Он поглядел на мальчика, потом постучал по аугу за ухом – марсианскому аугу, с тревогой отметила Мама Джонс.

На Марсе есть жизнь – не древние цивилизации, о которых грезили в прошлом, но все-таки жизнь, мертвая и микроскопическая. Кто-то нашел способ переконструировать ее генетический код – и создал аугментированные блоки…

Инопланетных симбионтов не понимал никто – и мало кто этого хотел.

Мальчик застыл, потом расплылся в блаженной улыбке. Он сиял.

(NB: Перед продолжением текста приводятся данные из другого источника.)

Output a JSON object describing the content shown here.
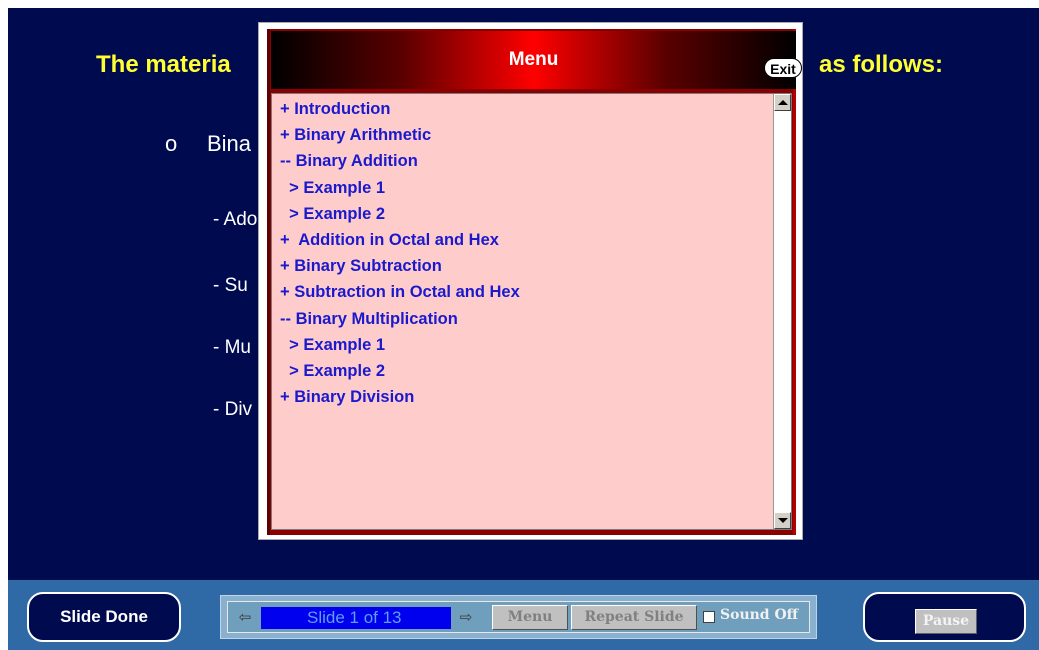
{
  "slide": {
    "title_left": "The materia",
    "title_right": "as follows:",
    "bullet_marker": "o",
    "bullet_text": "Bina",
    "sub_items": [
      "- Ado",
      "- Su",
      "- Mu",
      "- Div"
    ]
  },
  "menu": {
    "title": "Menu",
    "exit_label": "Exit",
    "items": [
      "+ Introduction",
      "+ Binary Arithmetic",
      "-- Binary Addition",
      "  > Example 1",
      "  > Example 2",
      "+  Addition in Octal and Hex",
      "+ Binary Subtraction",
      "+ Subtraction in Octal and Hex",
      "-- Binary Multiplication",
      "  > Example 1",
      "  > Example 2",
      "+ Binary Division"
    ]
  },
  "controls": {
    "slide_done_label": "Slide Done",
    "prev_icon": "⇦",
    "next_icon": "⇨",
    "slide_indicator": "Slide 1 of 13",
    "menu_label": "Menu",
    "repeat_label": "Repeat Slide",
    "sound_label": "Sound Off",
    "pause_label": "Pause"
  },
  "colors": {
    "slide_background": "#000a4f",
    "title_text": "#ffff33",
    "menu_item_text": "#1a1acc",
    "menu_list_background": "#ffcccc",
    "control_bar": "#2f6aa6"
  }
}
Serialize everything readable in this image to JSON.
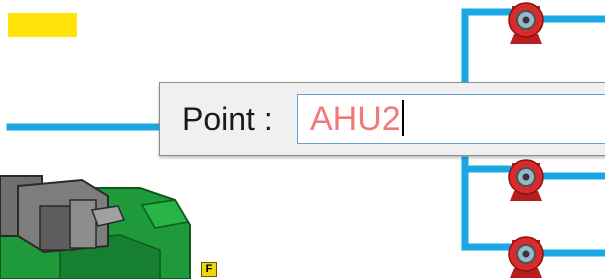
{
  "point_dialog": {
    "label": "Point :",
    "input_value": "AHU2"
  },
  "fan_status_marker": {
    "letter": "F"
  },
  "colors": {
    "duct": "#1aa8e4",
    "fan_housing": "#d92b2b",
    "equipment_green": "#1f9a3a",
    "equipment_gray": "#6f6f6f",
    "yellow_indicator": "#ffe40a",
    "input_text": "#f07a7a"
  },
  "icons": [
    "fan-icon",
    "ahu-equipment-icon",
    "indicator-block"
  ]
}
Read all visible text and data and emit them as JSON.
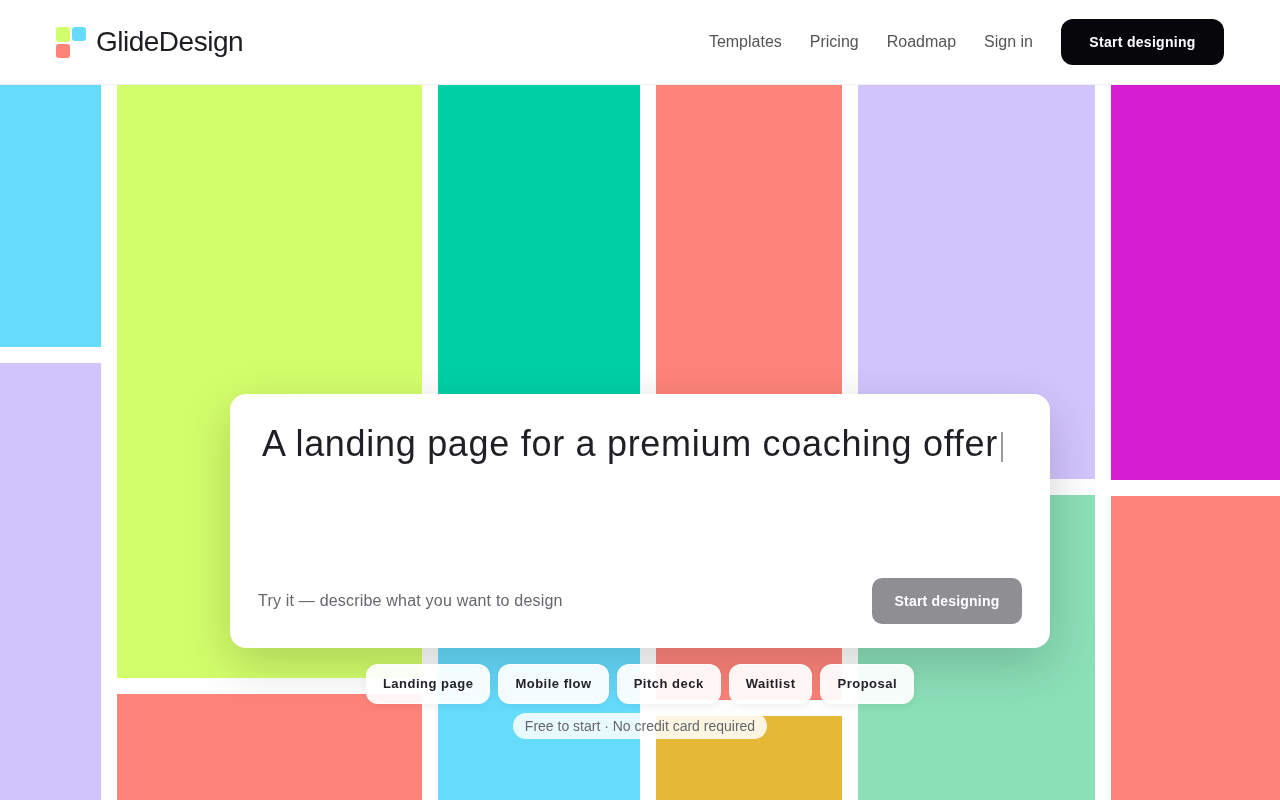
{
  "header": {
    "logo_text": "GlideDesign",
    "nav": [
      {
        "label": "Templates"
      },
      {
        "label": "Pricing"
      },
      {
        "label": "Roadmap"
      },
      {
        "label": "Sign in"
      }
    ],
    "cta": {
      "label": "Start designing"
    }
  },
  "backdrop": {
    "columns": [
      {
        "tiles": [
          {
            "color": "#66dcfd"
          },
          {
            "color": "#d2c4fd"
          }
        ]
      },
      {
        "tiles": [
          {
            "color": "#d3fe6b"
          },
          {
            "color": "#fe847a"
          }
        ]
      },
      {
        "tiles": [
          {
            "color": "#00d0a5"
          },
          {
            "color": "#66dcfd"
          }
        ]
      },
      {
        "tiles": [
          {
            "color": "#fe847a"
          },
          {
            "color": "#e5b937"
          }
        ]
      },
      {
        "tiles": [
          {
            "color": "#d2c4fd"
          },
          {
            "color": "#8be0b8"
          }
        ]
      },
      {
        "tiles": [
          {
            "color": "#d61dcf"
          },
          {
            "color": "#fe847a"
          }
        ]
      }
    ]
  },
  "prompt_card": {
    "value": "A landing page for a premium coaching offer",
    "focused": true,
    "hint": "Try it — describe what you want to design",
    "submit": {
      "label": "Start designing",
      "disabled": true
    }
  },
  "suggestions": [
    {
      "label": "Landing page"
    },
    {
      "label": "Mobile flow"
    },
    {
      "label": "Pitch deck"
    },
    {
      "label": "Waitlist"
    },
    {
      "label": "Proposal"
    }
  ],
  "note": "Free to start · No credit card required"
}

– Хватит! – сказала Мама Джонс. Она толкнула мужчину, тот едва не потерял равновесие. – Хватит! Что вы творите?

– Я…

Мужчина покачал головой. Постучал пальцем по аугу. Мальчик будто оттаял и растерянно посмотрел по сторонам, словно потерялся.

– У тебя нет родителей, – продолжил мужчина. – Тебя вырастили в лабе, здесь, схакнули из геномов общего пользования и битого нода с черного рынка. – Он сделал вдох. – Накаймас, – добавил он и отступил на шаг.

– Хватит! – повторила Мама Джонс бессильно. – Он вовсе не…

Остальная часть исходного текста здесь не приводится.